Half a century ago, Sergio Leone created one of the best westerns of all time: Il buono, il brutto, il cattivo – The Good, the Bad and the Ugly. The three characters in the film, whose nicknames are listed in the title, also perfectly describe one of the most famous engineers in the world who had a significant impact on the entire automotive industry – Colin Chapman.
He lived from 1928 to 1982, but he managed to accomplish a lot during his relatively short life, both in his beloved field of engineering as well as in business and even illegal activities. But let's start from the beginning.
Chapman's first piece of work as a sports car constructor was in 1948, when he modified an Austin 7 and called it the Lotus Mk1. After winning a few races, he used the prize money to develop the Mk2. The Mk2 was followed by an even better model, the Mk3; this continued until Chapman saw in 1952 that this was something he could take up seriously. It was that year that he founded Lotus Cars.
The Brit worked at the company with a few enthusiasts, and earned greater renown a few years later when a kit car called the Lotus VI was launched. In 1957, a legend was introduced – the Lotus Seven, which was produced by the thousand. There were some 90 Lotus Seven clones produced by other manufacturers, and one of them – Caterham Cars – is still happily producing and selling the Caterham 7 today.
With every generation of Lotus cars, they kept getting faster, and Chapman became increasingly well-known in the racing world. His premise that "adding power makes you faster on the straights; subtracting weight makes you faster everywhere became increasingly important in the development of cars, and accurately summed up the engineer's approach to racing.
Soon after, Chapman got involved in the world of Formula One. After spending a few months as a driver, the Brit realized that his field is engineering, and that this is where he could accomplish more. He didn't have to wait long for results.
The lightweight, mid-engined Team Lotus cars handled well and were soon overtaking Ferraris and Maseratis, which were powerful but hard to drive. Jim Clark became world champion in 1963 with a Lotus 25 after earning the maximum number of points for the season. Counting all of the races, Clark led 71.47% of the laps – no one has repeated this kind of dominance to this day.
This duo started a revolution in Formula One – the queen of motor sports. After the successful era of aerodynamic, lightweight Team Lotus cars with monocoque chassis, the attitude among racing engineers and the drivers themselves towards cars and their features changed: the car with the most powerful engine was no longer considered to be the fastest.
In 1965, Jim Clark became the F1 champion for the second time with Lotus, but in 1968 his career ended in the most tragic way possible – he died in an accident at the Hockenheimring in Germany. After this incident, Colin Chapman said that he had lost his best friend.
Chapman's influence on Formula One was not limited to engineering. He was a successful businessman who demonstrated new ways of advertising in motor sport and changed F1 from a race for wealthy gentlemen into a prestigious, multimillion championship. Team Lotus cars were the first to become moving ads in F1 races; today it would be hard to imagine a sports car without sponsorship liveries.
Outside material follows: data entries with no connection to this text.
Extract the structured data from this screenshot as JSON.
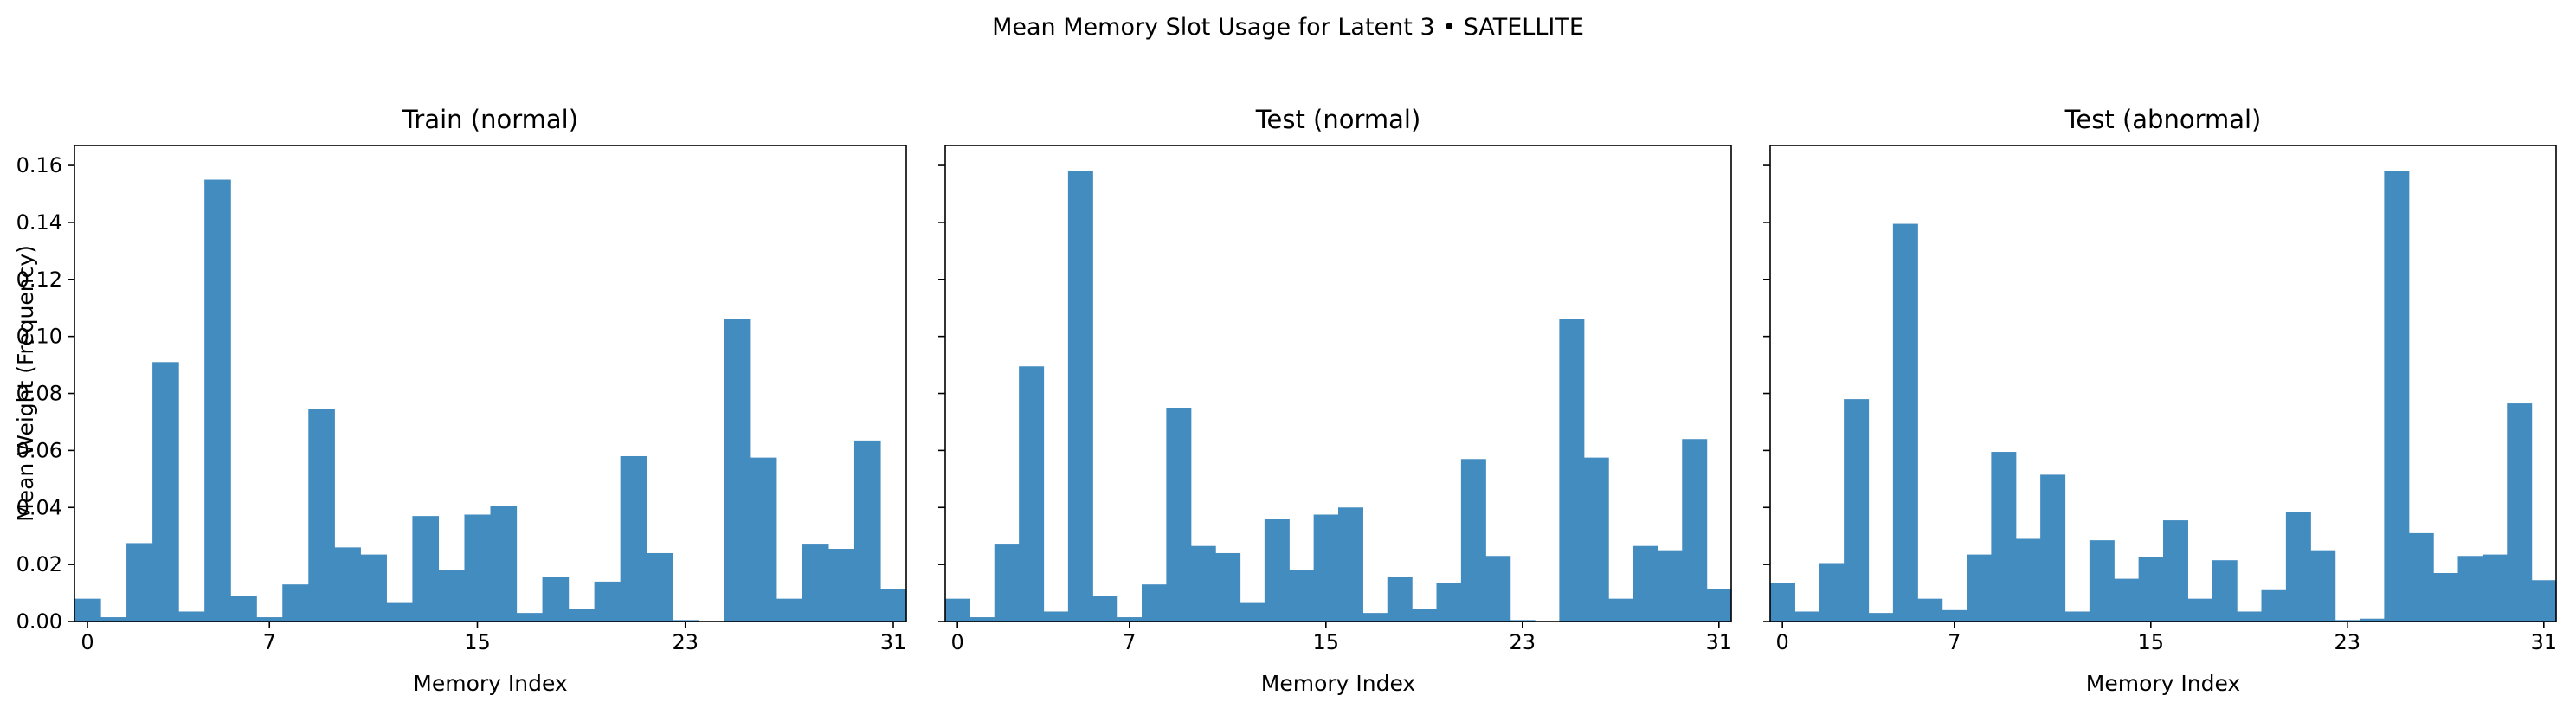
{
  "figure": {
    "suptitle": "Mean Memory Slot Usage for Latent 3 • SATELLITE"
  },
  "chart_data": [
    {
      "type": "bar",
      "title": "Train (normal)",
      "xlabel": "Memory Index",
      "ylabel": "Mean Weight (Frequency)",
      "xticks": [
        0,
        7,
        15,
        23,
        31
      ],
      "xlim": [
        -0.5,
        31.5
      ],
      "yticks": [
        "0.00",
        "0.02",
        "0.04",
        "0.06",
        "0.08",
        "0.10",
        "0.12",
        "0.14",
        "0.16"
      ],
      "ylim": [
        0,
        0.167
      ],
      "color": "#438cc0",
      "x": [
        0,
        1,
        2,
        3,
        4,
        5,
        6,
        7,
        8,
        9,
        10,
        11,
        12,
        13,
        14,
        15,
        16,
        17,
        18,
        19,
        20,
        21,
        22,
        23,
        24,
        25,
        26,
        27,
        28,
        29,
        30,
        31
      ],
      "values": [
        0.008,
        0.0015,
        0.0275,
        0.091,
        0.0035,
        0.155,
        0.009,
        0.0015,
        0.013,
        0.0745,
        0.026,
        0.0235,
        0.0065,
        0.037,
        0.018,
        0.0375,
        0.0405,
        0.003,
        0.0155,
        0.0045,
        0.014,
        0.058,
        0.024,
        0.0005,
        0.0,
        0.106,
        0.0575,
        0.008,
        0.027,
        0.0255,
        0.0635,
        0.0115
      ]
    },
    {
      "type": "bar",
      "title": "Test (normal)",
      "xlabel": "Memory Index",
      "ylabel": "",
      "xticks": [
        0,
        7,
        15,
        23,
        31
      ],
      "xlim": [
        -0.5,
        31.5
      ],
      "ylim": [
        0,
        0.167
      ],
      "color": "#438cc0",
      "x": [
        0,
        1,
        2,
        3,
        4,
        5,
        6,
        7,
        8,
        9,
        10,
        11,
        12,
        13,
        14,
        15,
        16,
        17,
        18,
        19,
        20,
        21,
        22,
        23,
        24,
        25,
        26,
        27,
        28,
        29,
        30,
        31
      ],
      "values": [
        0.008,
        0.0015,
        0.027,
        0.0895,
        0.0035,
        0.158,
        0.009,
        0.0015,
        0.013,
        0.075,
        0.0265,
        0.024,
        0.0065,
        0.036,
        0.018,
        0.0375,
        0.04,
        0.003,
        0.0155,
        0.0045,
        0.0135,
        0.057,
        0.023,
        0.0005,
        0.0,
        0.106,
        0.0575,
        0.008,
        0.0265,
        0.025,
        0.064,
        0.0115
      ]
    },
    {
      "type": "bar",
      "title": "Test (abnormal)",
      "xlabel": "Memory Index",
      "ylabel": "",
      "xticks": [
        0,
        7,
        15,
        23,
        31
      ],
      "xlim": [
        -0.5,
        31.5
      ],
      "ylim": [
        0,
        0.167
      ],
      "color": "#438cc0",
      "x": [
        0,
        1,
        2,
        3,
        4,
        5,
        6,
        7,
        8,
        9,
        10,
        11,
        12,
        13,
        14,
        15,
        16,
        17,
        18,
        19,
        20,
        21,
        22,
        23,
        24,
        25,
        26,
        27,
        28,
        29,
        30,
        31
      ],
      "values": [
        0.0135,
        0.0035,
        0.0205,
        0.078,
        0.003,
        0.1395,
        0.008,
        0.004,
        0.0235,
        0.0595,
        0.029,
        0.0515,
        0.0035,
        0.0285,
        0.015,
        0.0225,
        0.0355,
        0.008,
        0.0215,
        0.0035,
        0.011,
        0.0385,
        0.025,
        0.0005,
        0.001,
        0.158,
        0.031,
        0.017,
        0.023,
        0.0235,
        0.0765,
        0.0145
      ]
    }
  ]
}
The legacy of the founder of Lotus is not in motor sport alone – it is also in many everyday cars. For example, most mechanics know of the Chapman strut, a construction that is used in the rear of certain cars.
In the last years of his life, Colin Chapman became renowned for Team Lotus' victories on F1 circuits, where they had been successfully competing for almost two decades and drivers had secured six championship titles in 16 years with Lotus cars; however, Chapman also gained notoriety for his business with John DeLorean. Together, they created the DeLorean DMC-12 – a car with stainless steel body panels.
However, the DeLorean's story ended in 1982, when John DeLorean was arrested for drug trafficking. The company had already come close to bankruptcy in previous years, but John DeLorean managed to persuade the British government to back this struggling car manufacturer that was carrying out a great mission. When John DeLorean was arrested, the investigators who examined his activities ascertained that the businessman had squandered approximately £10 million that Great Britain had provided to the company as support. Adjusted to inflation, this amount would equal 40 million today.
What does this have to do with Chapman? Lotus designed the suspension for the DeLorean, and as tax authorities later established, knowingly received compensation via offshore companies in money that originated from drug trafficking. The Lotus Group's bookkeeping was far from accurate and not everything in it was conducted in good faith, so according to the trial judge, Chapman would have received a minimum of 10 years in prison. However, the case was only tried after the legendary engineer's death in 1982 – he died of a heart attack at the age of 54.
Colin Chapman had three children, and one apple didn't fall far from the tree. His son, Clive Chapman, runs a workshop which restores classic Team Lotus cars.